Laubenganghaus, Siemensstadt, Berlin, Hans Scharoun, 1956-58
In times like these it is crucial to remain positive. For me architecture books have always been a means to dream away and immerse myself in something beautiful. One of these book is Carsten Krohn’s excellent Hans Scharoun monograph, published in 2018 by Birkhäuser. For the book Krohn took photos of almost all of Scharoun’s buildings, drew new plans and also included a number of largely unknown buildings the architect designed in what was then East Prussia. Further supplemented with materials from the Scharoun archive at Akademie der Künste Krohn’s book allows for a sparkling immersion in the work of this „other“ modernist architect and is highly recommended to anyone with a love for Scharoun.
Hans Scharoun‘s connection to the Ruhr area dates back to his early years as an architect in the 1920s. But it was only until the postwar years that he actually got to build there: two schools and a church, building types he didn’t realize anywhere else than here. These buildings, the schools in Lünen and Marl as well as the Johannes Church in Bochum are the focal point of the present book: „Hans Scharoun im Ruhrgebiet - Entwerfen und Bauen für das Leben“, published in 2017 by Berlin Story Verlag. The book gathers the proceedings of a travelling symposium revolving around Scharoun’s Ruhr area buildings, focusing predominantly on his school designs. The reader gets to know the two schools in many details from their inception to the later problems with maintaining and ultimately restoring them to their former glory. In line with the book‘s title the actual school life in these buildings also plays a role in the all-encompassing description of these outstanding buildings (very well contextualized by Peter Blundell Jones in his essay): what influence do Scharoun‘s designs still have on the daily educational work? And what are the unique qualities of them? These and other questions are answered in the book, giving insight into the practical and transtemporal aspects of these designs. I can’t deny that I am particularly fond of Scharoun‘s school as I think they are the most advanced and child-oriented pieces of postwar school architecture in Germany and beyond. In relation to them it is also interesting to read the contributions dedicated to the people involved with commissioning Scharoun and defending his designs against narrow-minded bureaucrats. The book is a fine read and marks the lucky end of a decade long struggle to protect and restore these unique pieces of postwar architecture.
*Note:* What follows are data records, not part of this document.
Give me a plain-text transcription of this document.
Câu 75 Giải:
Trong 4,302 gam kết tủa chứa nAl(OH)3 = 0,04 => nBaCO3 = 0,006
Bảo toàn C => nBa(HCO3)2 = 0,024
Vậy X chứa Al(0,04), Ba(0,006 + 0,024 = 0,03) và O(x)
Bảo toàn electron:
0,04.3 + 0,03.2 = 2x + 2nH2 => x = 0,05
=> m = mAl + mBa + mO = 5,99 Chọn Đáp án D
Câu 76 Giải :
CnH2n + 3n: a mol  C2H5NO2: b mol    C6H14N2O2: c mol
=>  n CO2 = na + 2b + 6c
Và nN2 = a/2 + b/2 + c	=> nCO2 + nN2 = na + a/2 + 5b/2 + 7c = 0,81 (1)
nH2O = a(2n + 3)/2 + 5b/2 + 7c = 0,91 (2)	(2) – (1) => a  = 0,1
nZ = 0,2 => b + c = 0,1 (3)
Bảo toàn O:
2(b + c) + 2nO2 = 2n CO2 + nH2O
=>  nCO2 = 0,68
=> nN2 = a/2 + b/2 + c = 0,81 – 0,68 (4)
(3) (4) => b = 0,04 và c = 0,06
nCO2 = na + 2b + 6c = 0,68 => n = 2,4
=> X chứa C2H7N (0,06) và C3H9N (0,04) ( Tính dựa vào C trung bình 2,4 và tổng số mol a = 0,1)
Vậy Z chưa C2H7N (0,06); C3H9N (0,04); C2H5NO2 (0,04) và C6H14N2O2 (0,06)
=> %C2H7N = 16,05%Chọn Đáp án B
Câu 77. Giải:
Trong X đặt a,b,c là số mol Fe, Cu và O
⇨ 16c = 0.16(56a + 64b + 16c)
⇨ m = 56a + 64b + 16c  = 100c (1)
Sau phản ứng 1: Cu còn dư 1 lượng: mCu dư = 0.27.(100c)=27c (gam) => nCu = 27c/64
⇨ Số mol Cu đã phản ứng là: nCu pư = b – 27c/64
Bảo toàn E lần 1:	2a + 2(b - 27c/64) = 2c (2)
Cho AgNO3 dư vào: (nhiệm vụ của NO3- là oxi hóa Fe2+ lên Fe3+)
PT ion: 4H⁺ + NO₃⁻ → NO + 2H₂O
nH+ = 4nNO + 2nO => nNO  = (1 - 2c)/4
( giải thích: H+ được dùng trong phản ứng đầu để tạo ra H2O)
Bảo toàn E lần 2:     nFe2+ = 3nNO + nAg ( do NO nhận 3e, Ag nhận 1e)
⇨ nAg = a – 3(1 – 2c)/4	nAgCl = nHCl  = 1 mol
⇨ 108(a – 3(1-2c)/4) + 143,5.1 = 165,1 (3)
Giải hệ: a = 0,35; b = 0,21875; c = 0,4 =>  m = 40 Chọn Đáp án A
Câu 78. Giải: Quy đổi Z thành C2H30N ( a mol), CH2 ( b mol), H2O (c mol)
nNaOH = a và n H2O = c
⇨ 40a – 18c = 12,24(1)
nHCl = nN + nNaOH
New reading material satisfying my current obsession with Hans Scharoun: Markus Peter and Ulrike Tillmann’s „Hans Scharoun und die Entwicklung der Kleinwohnungsgrundrisse - Die Wohnhochhäuser Romeo und Julia 1954-1959“, published late last year by Park Books. Based on Scharoun’s residential high rises „Romeo“ and „Julia“ in Stuttgart the authors analyze the architect’s extensive and continuously developing research of floor-plans and the very process of living. Drawing on extensive archival material from the Scharoun archive at Akademie der Künste Berlin the authors seek to provide deep insights into Scharoun’s design process as well as his expansive intellectual and research network. Incorporating unpublished archival writings and drawings the book is a real treasure trove and will hopefully serve as point of departure for renewed Scharoun research. Promises to be an exciting read!